In 2006, scientists in Japan rocked the biomedical world when their manipulations prompted mouse skin cells to revert to an embryonic-like state, from which they could potentially be turned into any type of body cell. The cells were dubbed induced pluripotent stem (iPS) cells, and the following year two groups successfully generated human iPS cells. These could obviate the need to destroy human embryos to generate stem cells, and may offer a new way to treat human diseases using a patient's own cells.

A group of scientists led by Juan Carlos Izpisúa Belmonte, a developmental biologist at the Salk Institute for Biological Studies in La Jolla, California, wasted no time in testing whether iPS cells could one day replace diseased cells in patients with Fanconi anaemia. This inherited blood disorder results from mutations in any of 13 known genes, the products of which maintain genetic stability. It can lead to bone-marrow failure, cancer and other problems. As a first step, the team has demonstrated that a patient's skin cells can be turned into disease-free blood-cell progenitors that could potentially be transplanted into humans.

Izpisúa Belmonte's previous research, which focused on understanding how some animals — such as frogs and salamanders — are able to regenerate limbs, fuelled his foray into human stem-cell research. To negotiate this new territory, he partnered with basic scientists and clinicians in Spain, Italy and California. “For someone with my background to help to produce this type of focused regenerative-medicine study speaks to the importance of collaboration in science,” he says.

The team's first task was to turn skin cells from a patient with Fanconi anaemia into iPS cells. The researchers used viruses to introduce four 'reprogramming' genes into the cells, but repeated efforts with the Fanconi anaemia cells didn't work. One team member pointed out that the cells might have too many abnormalities to be successfully reprogrammed. “We realized that we had to correct the genetic defects first,” says Izpisúa Belmonte. To do so, they used viral vectors to introduce corrected versions of two of the Fanconi anaemia genes into cells.

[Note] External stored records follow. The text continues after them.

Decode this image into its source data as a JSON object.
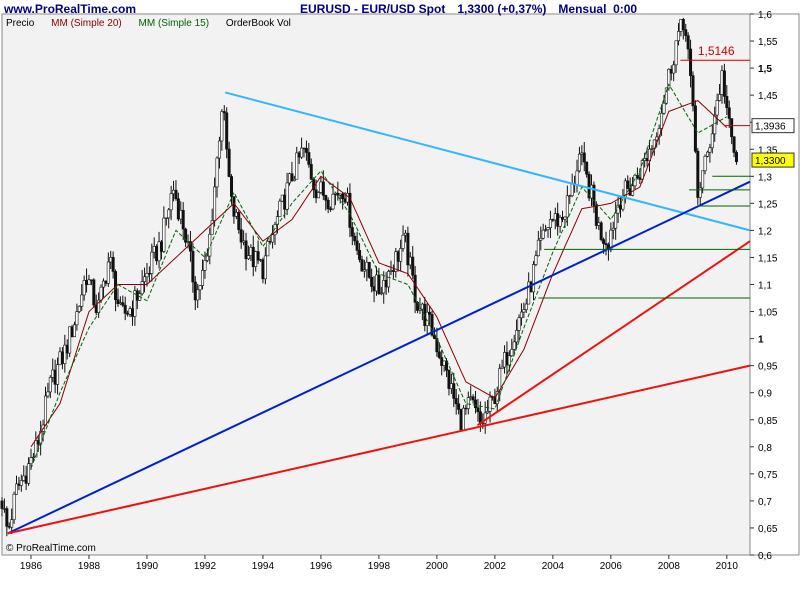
{
  "header": {
    "url": "www.ProRealTime.com",
    "instrument": "EURUSD - EUR/USD Spot",
    "price_change": "1,3300 (+0,37%)",
    "period": "Mensual  0:00"
  },
  "legend": {
    "price": "Precio",
    "ma20": "MM (Simple 20)",
    "ma15": "MM (Simple 15)",
    "orderbook": "OrderBook Vol"
  },
  "copyright": "© ProRealTime.com",
  "colors": {
    "background": "#f2f2f2",
    "candle": "#111111",
    "ma20": "#8b0000",
    "ma15": "#006400",
    "resistance": "#33b5ff",
    "support_blue": "#0022cc",
    "support_red": "#ee1111",
    "hline_green": "#006400",
    "hline_red": "#cc0000",
    "header_text": "#000080"
  },
  "chart_data": {
    "type": "candlestick",
    "title": "EURUSD - EUR/USD Spot",
    "xlim": [
      1985.0,
      2010.8
    ],
    "ylim": [
      0.6,
      1.6
    ],
    "x_ticks": [
      "1986",
      "1988",
      "1990",
      "1992",
      "1994",
      "1996",
      "1998",
      "2000",
      "2002",
      "2004",
      "2006",
      "2008",
      "2010"
    ],
    "y_ticks": [
      "0,6",
      "0,65",
      "0,7",
      "0,75",
      "0,8",
      "0,85",
      "0,9",
      "0,95",
      "1",
      "1,05",
      "1,1",
      "1,15",
      "1,2",
      "1,25",
      "1,3",
      "1,35",
      "1,4",
      "1,45",
      "1,5",
      "1,55",
      "1,6"
    ],
    "price_path": [
      [
        1985.0,
        0.7
      ],
      [
        1985.2,
        0.64
      ],
      [
        1985.5,
        0.72
      ],
      [
        1985.8,
        0.75
      ],
      [
        1986.2,
        0.8
      ],
      [
        1986.7,
        0.92
      ],
      [
        1987.2,
        0.98
      ],
      [
        1987.6,
        1.05
      ],
      [
        1987.9,
        1.12
      ],
      [
        1988.3,
        1.05
      ],
      [
        1988.7,
        1.15
      ],
      [
        1989.1,
        1.04
      ],
      [
        1989.5,
        1.06
      ],
      [
        1990.0,
        1.12
      ],
      [
        1990.5,
        1.18
      ],
      [
        1990.9,
        1.28
      ],
      [
        1991.3,
        1.2
      ],
      [
        1991.7,
        1.08
      ],
      [
        1992.1,
        1.15
      ],
      [
        1992.4,
        1.32
      ],
      [
        1992.6,
        1.44
      ],
      [
        1992.9,
        1.25
      ],
      [
        1993.3,
        1.18
      ],
      [
        1993.6,
        1.15
      ],
      [
        1994.0,
        1.13
      ],
      [
        1994.5,
        1.22
      ],
      [
        1995.0,
        1.3
      ],
      [
        1995.4,
        1.35
      ],
      [
        1995.8,
        1.28
      ],
      [
        1996.3,
        1.26
      ],
      [
        1996.8,
        1.28
      ],
      [
        1997.2,
        1.17
      ],
      [
        1997.6,
        1.12
      ],
      [
        1998.0,
        1.09
      ],
      [
        1998.5,
        1.14
      ],
      [
        1998.9,
        1.18
      ],
      [
        1999.3,
        1.07
      ],
      [
        1999.8,
        1.02
      ],
      [
        2000.3,
        0.94
      ],
      [
        2000.8,
        0.85
      ],
      [
        2001.2,
        0.88
      ],
      [
        2001.5,
        0.84
      ],
      [
        2001.9,
        0.88
      ],
      [
        2002.3,
        0.95
      ],
      [
        2002.7,
        1.02
      ],
      [
        2003.1,
        1.07
      ],
      [
        2003.5,
        1.16
      ],
      [
        2003.9,
        1.22
      ],
      [
        2004.3,
        1.22
      ],
      [
        2004.7,
        1.28
      ],
      [
        2004.9,
        1.34
      ],
      [
        2005.3,
        1.27
      ],
      [
        2005.6,
        1.2
      ],
      [
        2005.9,
        1.18
      ],
      [
        2006.3,
        1.26
      ],
      [
        2006.7,
        1.28
      ],
      [
        2007.1,
        1.32
      ],
      [
        2007.5,
        1.37
      ],
      [
        2007.9,
        1.46
      ],
      [
        2008.3,
        1.56
      ],
      [
        2008.6,
        1.58
      ],
      [
        2008.85,
        1.4
      ],
      [
        2009.0,
        1.27
      ],
      [
        2009.3,
        1.33
      ],
      [
        2009.6,
        1.42
      ],
      [
        2009.85,
        1.49
      ],
      [
        2010.1,
        1.38
      ],
      [
        2010.3,
        1.33
      ]
    ],
    "ma20_path": [
      [
        1986.0,
        0.8
      ],
      [
        1987.0,
        0.88
      ],
      [
        1988.0,
        1.05
      ],
      [
        1989.0,
        1.1
      ],
      [
        1990.0,
        1.1
      ],
      [
        1991.0,
        1.15
      ],
      [
        1992.0,
        1.2
      ],
      [
        1993.0,
        1.25
      ],
      [
        1994.0,
        1.18
      ],
      [
        1995.0,
        1.22
      ],
      [
        1996.0,
        1.3
      ],
      [
        1997.0,
        1.26
      ],
      [
        1998.0,
        1.14
      ],
      [
        1999.0,
        1.12
      ],
      [
        2000.0,
        1.04
      ],
      [
        2001.0,
        0.92
      ],
      [
        2002.0,
        0.89
      ],
      [
        2003.0,
        0.98
      ],
      [
        2004.0,
        1.12
      ],
      [
        2005.0,
        1.24
      ],
      [
        2006.0,
        1.25
      ],
      [
        2007.0,
        1.28
      ],
      [
        2008.0,
        1.42
      ],
      [
        2009.0,
        1.44
      ],
      [
        2010.0,
        1.39
      ]
    ],
    "ma15_path": [
      [
        1986.0,
        0.76
      ],
      [
        1987.0,
        0.9
      ],
      [
        1988.0,
        1.02
      ],
      [
        1989.0,
        1.1
      ],
      [
        1990.0,
        1.07
      ],
      [
        1991.0,
        1.2
      ],
      [
        1992.0,
        1.15
      ],
      [
        1993.0,
        1.27
      ],
      [
        1994.0,
        1.17
      ],
      [
        1995.0,
        1.25
      ],
      [
        1996.0,
        1.31
      ],
      [
        1997.0,
        1.23
      ],
      [
        1998.0,
        1.12
      ],
      [
        1999.0,
        1.1
      ],
      [
        2000.0,
        1.0
      ],
      [
        2001.0,
        0.88
      ],
      [
        2002.0,
        0.87
      ],
      [
        2003.0,
        1.02
      ],
      [
        2004.0,
        1.16
      ],
      [
        2005.0,
        1.28
      ],
      [
        2006.0,
        1.22
      ],
      [
        2007.0,
        1.31
      ],
      [
        2008.0,
        1.47
      ],
      [
        2009.0,
        1.38
      ],
      [
        2010.0,
        1.41
      ]
    ],
    "trendlines": [
      {
        "color": "resistance",
        "from": [
          1992.7,
          1.455
        ],
        "to": [
          2010.8,
          1.2
        ]
      },
      {
        "color": "support_blue",
        "from": [
          1985.2,
          0.64
        ],
        "to": [
          2010.8,
          1.29
        ]
      },
      {
        "color": "support_red",
        "from": [
          1985.2,
          0.64
        ],
        "to": [
          2010.8,
          0.95
        ]
      },
      {
        "color": "support_red",
        "from": [
          2001.4,
          0.84
        ],
        "to": [
          2010.8,
          1.18
        ]
      }
    ],
    "horizontal_lines": [
      {
        "color": "hline_red",
        "y": 1.5146,
        "x_from": 2008.4
      },
      {
        "color": "hline_red",
        "y": 1.3936,
        "x_from": 2009.9
      },
      {
        "color": "hline_green",
        "y": 1.3,
        "x_from": 2009.5
      },
      {
        "color": "hline_green",
        "y": 1.275,
        "x_from": 2008.7
      },
      {
        "color": "hline_green",
        "y": 1.245,
        "x_from": 2009.0
      },
      {
        "color": "hline_green",
        "y": 1.165,
        "x_from": 2003.7
      },
      {
        "color": "hline_green",
        "y": 1.075,
        "x_from": 2003.5
      }
    ],
    "annotations": [
      {
        "text": "1,5146",
        "x": 2009.0,
        "y": 1.5146,
        "color": "hline_red"
      }
    ],
    "price_labels": [
      {
        "text": "1,3936",
        "y": 1.3936,
        "style": "white"
      },
      {
        "text": "1,3300",
        "y": 1.33,
        "style": "yellow"
      }
    ]
  }
}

Once the genetic defects had been corrected, the group was able to generate iPS cells. Turning these cells into progenitors of healthy blood cells was relatively straightforward. However, it did take several attempts to work out the experimental details, because there was no well-established protocol. Eventually, though, the group succeeded — creating the first patient-specific, disease-corrected cells (see page 53).

“We cured a cell, but we haven't cured a patient,” says Izpisúa Belmonte, calling this work a “proof of principle”. One crucial hurdle remains. Introducing foreign genes — such as those used to reprogram skin cells — can cause tumours to form, a particularly troublesome side effect for the already tumour-prone individuals with Fanconi anaemia. “Before this technology can be brought into the clinic, we will have to be able to generate cells that do not produce tumours,” says Izpisúa Belmonte, “or find a way to readily kill any potentially tumorigenic cell before transplanting them into patients.”

But he remains cautiously optimistic that it can be done. “Just a few years ago, the ability to reprogram mature cells caused the entire community to change its perspective, so you never know where the science will lead,” he says.